Keir felt his mind begin to race, despite his deeply entranced state. It was Rowan. He felt her and the instant desire to take her and claim her. But she was still, her face covered with the white cloth.
Cliodna sang louder, and he glanced away from the body on the bed to the wren. That was the trouble with divination. One could not pick and choose when it came to visions, or bring one to an end when it became too disturbing.
He didn’t want to continue, but the wren sang on, forcing him to interpret her musical notes as verbal directions.

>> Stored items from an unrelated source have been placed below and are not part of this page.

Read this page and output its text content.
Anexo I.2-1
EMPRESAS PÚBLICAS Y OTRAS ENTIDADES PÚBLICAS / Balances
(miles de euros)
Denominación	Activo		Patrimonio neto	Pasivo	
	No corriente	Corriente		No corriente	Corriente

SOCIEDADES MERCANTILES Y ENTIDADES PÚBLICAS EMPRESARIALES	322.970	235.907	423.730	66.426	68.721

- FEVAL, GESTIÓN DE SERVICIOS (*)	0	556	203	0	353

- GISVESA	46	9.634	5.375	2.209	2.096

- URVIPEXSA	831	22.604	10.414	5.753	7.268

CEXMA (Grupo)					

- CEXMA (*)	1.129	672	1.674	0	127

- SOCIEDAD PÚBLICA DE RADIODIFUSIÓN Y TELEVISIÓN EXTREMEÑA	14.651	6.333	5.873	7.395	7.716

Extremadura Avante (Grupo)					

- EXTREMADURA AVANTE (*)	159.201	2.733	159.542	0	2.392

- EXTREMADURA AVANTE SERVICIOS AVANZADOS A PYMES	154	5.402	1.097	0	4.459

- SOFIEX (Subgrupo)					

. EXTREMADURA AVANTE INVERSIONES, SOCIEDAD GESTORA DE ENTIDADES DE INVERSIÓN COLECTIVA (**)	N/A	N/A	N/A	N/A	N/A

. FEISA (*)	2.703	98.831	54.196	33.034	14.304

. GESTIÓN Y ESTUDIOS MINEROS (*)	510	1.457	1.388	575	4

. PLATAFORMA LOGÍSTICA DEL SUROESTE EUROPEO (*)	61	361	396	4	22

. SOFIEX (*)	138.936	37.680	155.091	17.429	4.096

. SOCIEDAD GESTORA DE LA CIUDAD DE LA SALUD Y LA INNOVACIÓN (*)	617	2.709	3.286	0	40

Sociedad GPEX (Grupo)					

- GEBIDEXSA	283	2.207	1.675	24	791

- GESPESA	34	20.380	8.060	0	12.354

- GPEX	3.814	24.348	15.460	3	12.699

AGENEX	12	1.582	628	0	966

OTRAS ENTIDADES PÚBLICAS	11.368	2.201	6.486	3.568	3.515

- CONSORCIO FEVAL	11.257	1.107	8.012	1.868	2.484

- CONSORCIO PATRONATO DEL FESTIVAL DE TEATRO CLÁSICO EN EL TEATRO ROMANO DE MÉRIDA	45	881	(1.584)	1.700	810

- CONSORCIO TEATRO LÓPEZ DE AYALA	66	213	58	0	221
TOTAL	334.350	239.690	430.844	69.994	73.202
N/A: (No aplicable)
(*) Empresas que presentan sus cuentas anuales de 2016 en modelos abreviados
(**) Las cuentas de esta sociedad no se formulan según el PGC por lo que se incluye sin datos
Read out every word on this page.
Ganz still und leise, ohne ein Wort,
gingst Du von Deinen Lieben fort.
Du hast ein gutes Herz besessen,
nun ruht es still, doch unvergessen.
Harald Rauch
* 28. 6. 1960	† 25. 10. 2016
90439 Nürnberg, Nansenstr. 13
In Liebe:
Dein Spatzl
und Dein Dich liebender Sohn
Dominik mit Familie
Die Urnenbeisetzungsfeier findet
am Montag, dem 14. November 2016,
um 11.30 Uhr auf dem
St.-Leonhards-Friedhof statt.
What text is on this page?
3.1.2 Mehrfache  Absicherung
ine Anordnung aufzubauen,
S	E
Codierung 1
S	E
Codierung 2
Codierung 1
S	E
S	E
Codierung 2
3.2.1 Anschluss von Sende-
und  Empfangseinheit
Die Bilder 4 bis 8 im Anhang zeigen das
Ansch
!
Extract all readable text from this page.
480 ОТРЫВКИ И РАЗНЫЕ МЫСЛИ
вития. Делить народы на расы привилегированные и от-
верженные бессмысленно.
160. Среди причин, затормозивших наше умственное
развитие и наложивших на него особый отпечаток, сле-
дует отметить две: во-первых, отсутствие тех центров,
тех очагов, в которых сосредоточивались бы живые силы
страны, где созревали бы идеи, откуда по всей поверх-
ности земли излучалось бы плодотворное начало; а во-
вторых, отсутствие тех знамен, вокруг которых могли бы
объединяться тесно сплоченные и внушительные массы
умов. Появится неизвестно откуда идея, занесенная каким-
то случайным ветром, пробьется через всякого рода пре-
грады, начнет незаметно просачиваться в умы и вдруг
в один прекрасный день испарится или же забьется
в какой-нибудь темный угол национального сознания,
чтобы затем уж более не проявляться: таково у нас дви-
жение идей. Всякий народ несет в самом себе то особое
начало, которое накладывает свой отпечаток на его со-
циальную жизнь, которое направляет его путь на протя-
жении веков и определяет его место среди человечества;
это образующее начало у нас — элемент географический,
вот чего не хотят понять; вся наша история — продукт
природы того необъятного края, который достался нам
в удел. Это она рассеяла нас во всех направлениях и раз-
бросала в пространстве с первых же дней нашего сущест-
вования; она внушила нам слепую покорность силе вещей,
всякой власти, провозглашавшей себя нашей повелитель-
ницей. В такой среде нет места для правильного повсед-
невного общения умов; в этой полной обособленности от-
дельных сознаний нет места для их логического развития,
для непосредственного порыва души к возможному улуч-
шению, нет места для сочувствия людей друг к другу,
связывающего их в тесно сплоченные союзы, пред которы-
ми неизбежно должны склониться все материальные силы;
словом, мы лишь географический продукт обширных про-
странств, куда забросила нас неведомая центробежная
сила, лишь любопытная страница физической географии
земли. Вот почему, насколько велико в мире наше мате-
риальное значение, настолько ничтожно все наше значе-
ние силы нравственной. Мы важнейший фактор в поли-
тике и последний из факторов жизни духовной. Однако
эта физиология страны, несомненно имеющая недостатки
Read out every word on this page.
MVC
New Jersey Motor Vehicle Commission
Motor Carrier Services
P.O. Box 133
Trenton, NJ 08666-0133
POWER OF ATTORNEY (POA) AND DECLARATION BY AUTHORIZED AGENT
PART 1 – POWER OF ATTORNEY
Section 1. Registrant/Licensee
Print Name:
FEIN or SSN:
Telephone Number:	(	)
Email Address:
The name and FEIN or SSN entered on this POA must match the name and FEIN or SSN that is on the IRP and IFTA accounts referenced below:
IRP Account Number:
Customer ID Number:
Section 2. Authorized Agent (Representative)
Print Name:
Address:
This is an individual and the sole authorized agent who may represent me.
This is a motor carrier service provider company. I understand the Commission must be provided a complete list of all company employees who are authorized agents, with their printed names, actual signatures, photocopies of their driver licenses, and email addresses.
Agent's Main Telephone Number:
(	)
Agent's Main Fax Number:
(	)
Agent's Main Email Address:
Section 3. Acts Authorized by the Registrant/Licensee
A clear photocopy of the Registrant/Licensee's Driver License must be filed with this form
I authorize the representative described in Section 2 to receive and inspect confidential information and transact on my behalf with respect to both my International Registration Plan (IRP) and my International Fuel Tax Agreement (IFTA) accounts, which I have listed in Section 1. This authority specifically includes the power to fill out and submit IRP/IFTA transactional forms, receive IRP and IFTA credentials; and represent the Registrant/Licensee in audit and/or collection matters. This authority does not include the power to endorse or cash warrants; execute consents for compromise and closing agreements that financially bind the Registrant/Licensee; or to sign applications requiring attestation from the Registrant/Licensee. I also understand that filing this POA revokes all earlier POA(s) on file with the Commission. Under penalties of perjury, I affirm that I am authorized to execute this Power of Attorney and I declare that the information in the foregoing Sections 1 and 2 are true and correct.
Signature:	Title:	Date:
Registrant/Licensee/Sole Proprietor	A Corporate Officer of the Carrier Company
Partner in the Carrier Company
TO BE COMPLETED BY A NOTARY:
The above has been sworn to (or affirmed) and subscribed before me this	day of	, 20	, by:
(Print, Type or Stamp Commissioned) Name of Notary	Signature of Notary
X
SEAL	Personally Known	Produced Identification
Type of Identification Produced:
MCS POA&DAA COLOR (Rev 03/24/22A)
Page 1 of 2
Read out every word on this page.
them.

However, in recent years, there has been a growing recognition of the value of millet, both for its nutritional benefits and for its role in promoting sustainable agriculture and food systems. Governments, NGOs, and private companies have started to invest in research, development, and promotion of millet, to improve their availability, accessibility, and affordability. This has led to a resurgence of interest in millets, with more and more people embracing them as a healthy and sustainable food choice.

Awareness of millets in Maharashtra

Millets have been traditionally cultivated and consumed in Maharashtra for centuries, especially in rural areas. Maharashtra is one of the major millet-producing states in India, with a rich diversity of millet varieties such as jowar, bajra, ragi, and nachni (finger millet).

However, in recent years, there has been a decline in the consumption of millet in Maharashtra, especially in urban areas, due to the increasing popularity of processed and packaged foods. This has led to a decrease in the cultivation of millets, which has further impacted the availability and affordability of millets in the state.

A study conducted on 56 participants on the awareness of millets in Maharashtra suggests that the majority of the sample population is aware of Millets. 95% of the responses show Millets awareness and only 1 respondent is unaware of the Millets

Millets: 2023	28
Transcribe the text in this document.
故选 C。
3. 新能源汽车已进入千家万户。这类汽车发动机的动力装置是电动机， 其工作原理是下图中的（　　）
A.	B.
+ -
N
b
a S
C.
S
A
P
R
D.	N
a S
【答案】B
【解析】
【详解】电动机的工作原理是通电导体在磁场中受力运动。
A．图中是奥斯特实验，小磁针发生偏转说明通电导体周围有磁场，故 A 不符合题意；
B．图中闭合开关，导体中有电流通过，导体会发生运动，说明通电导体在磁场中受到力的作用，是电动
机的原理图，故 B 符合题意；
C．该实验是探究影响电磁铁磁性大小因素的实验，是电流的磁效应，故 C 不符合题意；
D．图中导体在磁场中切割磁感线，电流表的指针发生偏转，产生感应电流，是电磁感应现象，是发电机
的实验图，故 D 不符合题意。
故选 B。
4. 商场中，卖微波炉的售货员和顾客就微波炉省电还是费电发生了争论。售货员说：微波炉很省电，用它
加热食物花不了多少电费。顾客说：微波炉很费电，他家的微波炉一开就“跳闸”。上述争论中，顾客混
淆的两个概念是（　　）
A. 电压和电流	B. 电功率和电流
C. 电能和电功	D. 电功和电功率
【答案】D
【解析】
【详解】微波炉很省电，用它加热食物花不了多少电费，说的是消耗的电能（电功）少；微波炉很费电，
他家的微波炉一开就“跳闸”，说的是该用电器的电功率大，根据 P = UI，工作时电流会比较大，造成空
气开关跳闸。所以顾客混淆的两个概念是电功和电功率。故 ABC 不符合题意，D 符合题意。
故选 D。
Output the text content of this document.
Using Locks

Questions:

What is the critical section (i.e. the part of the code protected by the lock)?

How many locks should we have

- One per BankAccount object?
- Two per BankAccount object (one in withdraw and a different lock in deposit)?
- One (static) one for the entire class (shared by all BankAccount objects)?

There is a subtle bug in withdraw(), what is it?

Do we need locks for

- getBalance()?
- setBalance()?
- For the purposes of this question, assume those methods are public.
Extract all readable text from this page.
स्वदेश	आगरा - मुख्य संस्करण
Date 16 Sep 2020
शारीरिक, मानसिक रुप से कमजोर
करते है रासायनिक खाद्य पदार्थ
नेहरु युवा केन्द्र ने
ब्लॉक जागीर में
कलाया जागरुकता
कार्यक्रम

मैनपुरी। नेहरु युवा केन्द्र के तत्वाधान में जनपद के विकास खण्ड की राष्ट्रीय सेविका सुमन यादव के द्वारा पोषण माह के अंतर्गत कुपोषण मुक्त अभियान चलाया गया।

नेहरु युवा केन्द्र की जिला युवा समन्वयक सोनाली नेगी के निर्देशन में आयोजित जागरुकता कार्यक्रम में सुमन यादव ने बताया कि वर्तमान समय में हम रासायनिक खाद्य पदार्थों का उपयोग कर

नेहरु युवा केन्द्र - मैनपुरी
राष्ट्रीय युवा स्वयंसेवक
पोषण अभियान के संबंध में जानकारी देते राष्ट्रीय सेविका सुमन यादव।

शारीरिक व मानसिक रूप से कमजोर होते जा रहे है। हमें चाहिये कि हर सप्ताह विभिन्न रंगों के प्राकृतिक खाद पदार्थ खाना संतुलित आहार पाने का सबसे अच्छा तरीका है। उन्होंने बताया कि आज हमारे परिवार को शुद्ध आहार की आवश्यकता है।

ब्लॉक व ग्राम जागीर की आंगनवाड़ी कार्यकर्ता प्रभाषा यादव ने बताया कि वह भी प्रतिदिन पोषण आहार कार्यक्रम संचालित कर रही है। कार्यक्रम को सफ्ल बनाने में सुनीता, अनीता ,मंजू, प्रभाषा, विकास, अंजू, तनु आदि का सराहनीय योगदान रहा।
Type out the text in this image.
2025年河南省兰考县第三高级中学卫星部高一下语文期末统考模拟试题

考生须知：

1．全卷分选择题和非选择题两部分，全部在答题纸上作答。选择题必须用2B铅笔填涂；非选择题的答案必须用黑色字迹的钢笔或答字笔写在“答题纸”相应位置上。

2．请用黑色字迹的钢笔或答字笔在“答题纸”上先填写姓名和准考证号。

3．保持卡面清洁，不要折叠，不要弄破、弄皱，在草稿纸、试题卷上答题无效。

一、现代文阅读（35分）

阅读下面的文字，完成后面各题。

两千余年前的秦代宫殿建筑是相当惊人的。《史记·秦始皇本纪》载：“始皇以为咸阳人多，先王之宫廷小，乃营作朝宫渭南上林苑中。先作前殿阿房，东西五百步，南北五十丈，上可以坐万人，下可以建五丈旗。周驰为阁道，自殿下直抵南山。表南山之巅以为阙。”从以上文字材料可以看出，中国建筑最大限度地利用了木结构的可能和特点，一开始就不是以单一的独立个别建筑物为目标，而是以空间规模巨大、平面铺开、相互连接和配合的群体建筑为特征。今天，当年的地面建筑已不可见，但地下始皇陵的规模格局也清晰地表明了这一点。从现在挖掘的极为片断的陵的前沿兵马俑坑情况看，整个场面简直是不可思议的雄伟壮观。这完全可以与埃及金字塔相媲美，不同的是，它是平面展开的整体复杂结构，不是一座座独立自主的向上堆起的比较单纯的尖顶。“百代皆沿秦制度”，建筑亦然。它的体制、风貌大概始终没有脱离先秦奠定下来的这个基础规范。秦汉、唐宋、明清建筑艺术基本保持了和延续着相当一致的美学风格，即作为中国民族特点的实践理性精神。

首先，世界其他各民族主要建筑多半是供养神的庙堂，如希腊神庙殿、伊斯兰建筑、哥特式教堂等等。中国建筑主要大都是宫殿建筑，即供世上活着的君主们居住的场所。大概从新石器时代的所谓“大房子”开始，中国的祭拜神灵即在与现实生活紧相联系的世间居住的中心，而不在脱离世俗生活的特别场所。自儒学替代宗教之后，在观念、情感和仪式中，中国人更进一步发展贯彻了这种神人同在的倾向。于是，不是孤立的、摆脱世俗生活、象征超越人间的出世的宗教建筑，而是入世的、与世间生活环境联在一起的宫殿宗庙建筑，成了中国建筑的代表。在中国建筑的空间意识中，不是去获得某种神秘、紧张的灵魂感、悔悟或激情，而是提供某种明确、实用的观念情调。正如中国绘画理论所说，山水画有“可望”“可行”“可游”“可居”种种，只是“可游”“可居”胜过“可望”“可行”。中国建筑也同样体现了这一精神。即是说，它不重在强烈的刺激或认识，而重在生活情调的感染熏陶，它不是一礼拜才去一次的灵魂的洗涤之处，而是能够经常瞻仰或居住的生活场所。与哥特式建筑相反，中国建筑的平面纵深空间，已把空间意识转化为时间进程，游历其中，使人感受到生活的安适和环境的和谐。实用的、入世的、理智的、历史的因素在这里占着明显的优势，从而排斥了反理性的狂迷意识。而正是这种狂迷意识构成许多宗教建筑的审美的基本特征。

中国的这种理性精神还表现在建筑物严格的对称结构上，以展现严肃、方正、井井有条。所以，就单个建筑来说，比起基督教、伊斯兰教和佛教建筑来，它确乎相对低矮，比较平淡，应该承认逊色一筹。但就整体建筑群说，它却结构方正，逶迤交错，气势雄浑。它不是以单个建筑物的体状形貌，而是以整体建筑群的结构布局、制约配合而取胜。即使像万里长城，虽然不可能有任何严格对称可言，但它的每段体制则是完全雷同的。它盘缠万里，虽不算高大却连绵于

Pulling the sheet off, Keir was not shocked to discover that it was Rowan lying beneath the sheet. He knew her shape, her scent, as intimately as if he had lain with her. But he hadn’t, and he likely never would. Perhaps that was the reason he stood now, studying her, absorbing every nuance of her beauty and innocence.
She was naked, her body full and voluptuous, despite her illness. Her pale skin was smoothed and unmarked. The turquoise eyes he found so enticing were closed, giving her the appearance that she slept. But her chest was still, her breathing silent. It was not the repose of slumber; it was the repose of death. A feather quill, an inkwell, a candle, and a piece of folded paper were placed above her head. An athame, its blade tip stained with something rust-colored, was placed to her left. Beneath the blade, three perfect drops of blood glistened upon the white sheet. And in her hand, peeking out from between her fingers, was a feather. Cliodna’s feather.
The wren’s song pierced his thoughts, and he heard words rise up between her musical notes. “So must it be done.”
“No!” he roared, severing the astral link. He awoke as his mind and soul slammed back into his physical body. Sweating and breathing hard, Keir opened his eyes, his mind whirling with what he had seen, his body exhausted from the journey. Cliodna was still perched on his hand, her head cocked to the side as she studied him with eyes that suddenly looked sorrowful.
“Was it a vision of what is to come, or a possibility that may be altered?” he asked.